他には、夜になかなか眠れない、食欲が減退する、体のだるさが取れないといった身体面の不調も伴うケースも多く見られます。
良く見られる症状
精神症状
- 集中力が途切れやすく、会話や仕事が億劫になる
- 憂うつな気分が続き、悲観的な思考から抜け出せない
- やる気が出ず、趣味や活動に興味を持ちづらくなる
- 話す回数が減り、自発的に口を開くことが少なくなる
身体症状
- 頭部の痛み・圧迫感
- 心拍の乱れや胸部不快感
- 立ちくらみやふらつき感
- 下背部の痛みや張り
- 生理周期の不規則化
- リビドーの減退
- 入眠障害や睡眠の質低下
発症の原因
心理・社会的要因としては、仕事や人間関係のいざこざ、慣れない環境への急な変化、経済的な苦境、さらには親しい人との別れや大きな失敗体験による喪失感などが挙げられます。
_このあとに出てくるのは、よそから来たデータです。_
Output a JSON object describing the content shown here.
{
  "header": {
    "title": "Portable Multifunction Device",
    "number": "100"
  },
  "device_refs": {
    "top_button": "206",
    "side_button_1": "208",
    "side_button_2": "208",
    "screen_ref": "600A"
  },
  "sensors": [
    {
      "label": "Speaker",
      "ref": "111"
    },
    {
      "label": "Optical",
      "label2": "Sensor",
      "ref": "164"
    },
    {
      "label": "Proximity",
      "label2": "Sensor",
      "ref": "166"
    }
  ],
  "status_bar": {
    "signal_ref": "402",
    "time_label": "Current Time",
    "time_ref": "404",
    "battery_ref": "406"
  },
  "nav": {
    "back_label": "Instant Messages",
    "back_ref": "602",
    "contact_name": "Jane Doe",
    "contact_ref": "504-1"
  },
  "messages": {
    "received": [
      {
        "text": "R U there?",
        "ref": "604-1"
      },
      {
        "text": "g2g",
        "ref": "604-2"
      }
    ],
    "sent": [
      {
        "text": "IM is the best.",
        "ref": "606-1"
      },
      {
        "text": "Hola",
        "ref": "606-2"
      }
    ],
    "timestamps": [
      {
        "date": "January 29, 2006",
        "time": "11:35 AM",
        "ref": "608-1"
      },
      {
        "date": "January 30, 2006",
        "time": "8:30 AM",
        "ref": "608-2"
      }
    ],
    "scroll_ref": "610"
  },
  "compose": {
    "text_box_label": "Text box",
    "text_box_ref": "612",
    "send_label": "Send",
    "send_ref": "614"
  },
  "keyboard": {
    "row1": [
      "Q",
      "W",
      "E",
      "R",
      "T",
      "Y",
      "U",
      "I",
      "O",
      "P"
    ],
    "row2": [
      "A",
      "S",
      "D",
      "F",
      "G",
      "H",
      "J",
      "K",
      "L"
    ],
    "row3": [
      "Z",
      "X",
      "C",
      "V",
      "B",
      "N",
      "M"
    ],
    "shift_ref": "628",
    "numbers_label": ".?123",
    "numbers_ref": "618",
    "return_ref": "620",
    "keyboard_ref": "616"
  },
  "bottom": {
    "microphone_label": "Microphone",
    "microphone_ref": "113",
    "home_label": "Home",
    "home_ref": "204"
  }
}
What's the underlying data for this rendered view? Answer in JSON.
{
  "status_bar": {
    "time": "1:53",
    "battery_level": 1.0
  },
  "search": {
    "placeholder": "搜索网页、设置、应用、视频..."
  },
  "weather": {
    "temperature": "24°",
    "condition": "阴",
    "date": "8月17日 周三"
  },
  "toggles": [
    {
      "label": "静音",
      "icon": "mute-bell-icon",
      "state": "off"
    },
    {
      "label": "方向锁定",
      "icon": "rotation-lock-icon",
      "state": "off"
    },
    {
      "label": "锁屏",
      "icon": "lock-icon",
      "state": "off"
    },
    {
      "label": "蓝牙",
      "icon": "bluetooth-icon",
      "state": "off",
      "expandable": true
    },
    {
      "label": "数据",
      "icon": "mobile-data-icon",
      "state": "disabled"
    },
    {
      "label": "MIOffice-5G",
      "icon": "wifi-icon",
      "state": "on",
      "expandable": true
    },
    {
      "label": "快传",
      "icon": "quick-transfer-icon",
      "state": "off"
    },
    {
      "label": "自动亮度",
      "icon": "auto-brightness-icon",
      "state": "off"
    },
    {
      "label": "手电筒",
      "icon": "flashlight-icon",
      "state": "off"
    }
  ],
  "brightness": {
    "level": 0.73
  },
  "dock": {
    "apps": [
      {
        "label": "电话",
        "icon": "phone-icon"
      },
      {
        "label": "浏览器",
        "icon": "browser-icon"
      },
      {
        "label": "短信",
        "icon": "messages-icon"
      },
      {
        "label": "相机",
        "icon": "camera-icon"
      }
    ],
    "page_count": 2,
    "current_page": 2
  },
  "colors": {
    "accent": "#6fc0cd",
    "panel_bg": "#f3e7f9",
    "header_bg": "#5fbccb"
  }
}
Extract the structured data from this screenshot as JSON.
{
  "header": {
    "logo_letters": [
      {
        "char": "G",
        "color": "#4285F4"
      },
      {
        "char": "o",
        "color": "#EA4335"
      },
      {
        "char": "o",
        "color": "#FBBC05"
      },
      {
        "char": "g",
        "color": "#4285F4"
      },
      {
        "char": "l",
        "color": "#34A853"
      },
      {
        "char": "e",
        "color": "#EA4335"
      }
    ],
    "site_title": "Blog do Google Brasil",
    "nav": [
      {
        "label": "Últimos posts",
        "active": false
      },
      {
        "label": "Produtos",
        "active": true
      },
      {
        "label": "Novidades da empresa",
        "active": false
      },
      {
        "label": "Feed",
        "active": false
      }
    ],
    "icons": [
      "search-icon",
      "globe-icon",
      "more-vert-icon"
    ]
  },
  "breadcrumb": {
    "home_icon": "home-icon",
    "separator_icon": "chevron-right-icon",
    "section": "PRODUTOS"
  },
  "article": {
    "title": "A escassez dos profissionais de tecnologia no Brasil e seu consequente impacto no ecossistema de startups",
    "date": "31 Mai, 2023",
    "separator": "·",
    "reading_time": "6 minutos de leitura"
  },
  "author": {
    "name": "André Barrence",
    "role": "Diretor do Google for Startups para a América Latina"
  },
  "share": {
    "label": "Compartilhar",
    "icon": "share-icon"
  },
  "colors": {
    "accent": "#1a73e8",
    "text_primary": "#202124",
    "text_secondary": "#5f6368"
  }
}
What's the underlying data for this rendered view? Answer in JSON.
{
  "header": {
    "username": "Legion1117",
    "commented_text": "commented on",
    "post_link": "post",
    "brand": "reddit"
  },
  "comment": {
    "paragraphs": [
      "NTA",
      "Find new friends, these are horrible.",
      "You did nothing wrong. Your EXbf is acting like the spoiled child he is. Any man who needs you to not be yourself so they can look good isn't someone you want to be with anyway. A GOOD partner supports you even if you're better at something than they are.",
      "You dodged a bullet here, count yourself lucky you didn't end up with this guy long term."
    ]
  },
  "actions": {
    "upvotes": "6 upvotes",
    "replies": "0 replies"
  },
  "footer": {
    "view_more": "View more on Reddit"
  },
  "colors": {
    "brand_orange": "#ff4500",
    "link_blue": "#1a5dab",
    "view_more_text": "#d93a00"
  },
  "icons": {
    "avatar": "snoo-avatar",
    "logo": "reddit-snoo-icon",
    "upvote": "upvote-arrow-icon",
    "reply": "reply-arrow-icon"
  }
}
一方、身体的要因としては、長引く病気などの持続的なストレスなどです。
これらの複数のストレス要因が重なると、脳の活動レベルが低下し、うつ症状が表面化する可能性が高まります。
うつ病の治療方法
休養・環境調整
まずは心身を十分に休ませることが基本です。職場であれば勤務時間の短縮や部署替え、家庭では家事や育児の負担を一部他者に任せるなど、無理のないペースを整える工夫が必要です。
薬物治療
抗うつ薬としてSSRI(選択的セロトニン再取り込み阻害薬)やSNRI(セロトニン・ノルアドレナリン再取り込み阻害薬)が用いられます。
症状によっては抗不安薬、睡眠導入薬、気分安定薬などを組み合わせるケースもあります。
精神療法
うつ病に関しては、再発を防ぐためのアプローチも欠かせません。その重要な要素となるのが、認知行動療法(CBT)や対人関係療法などの精神療法です。
自分の思考パターンを振り返れば、より柔軟な考え方が身につきます。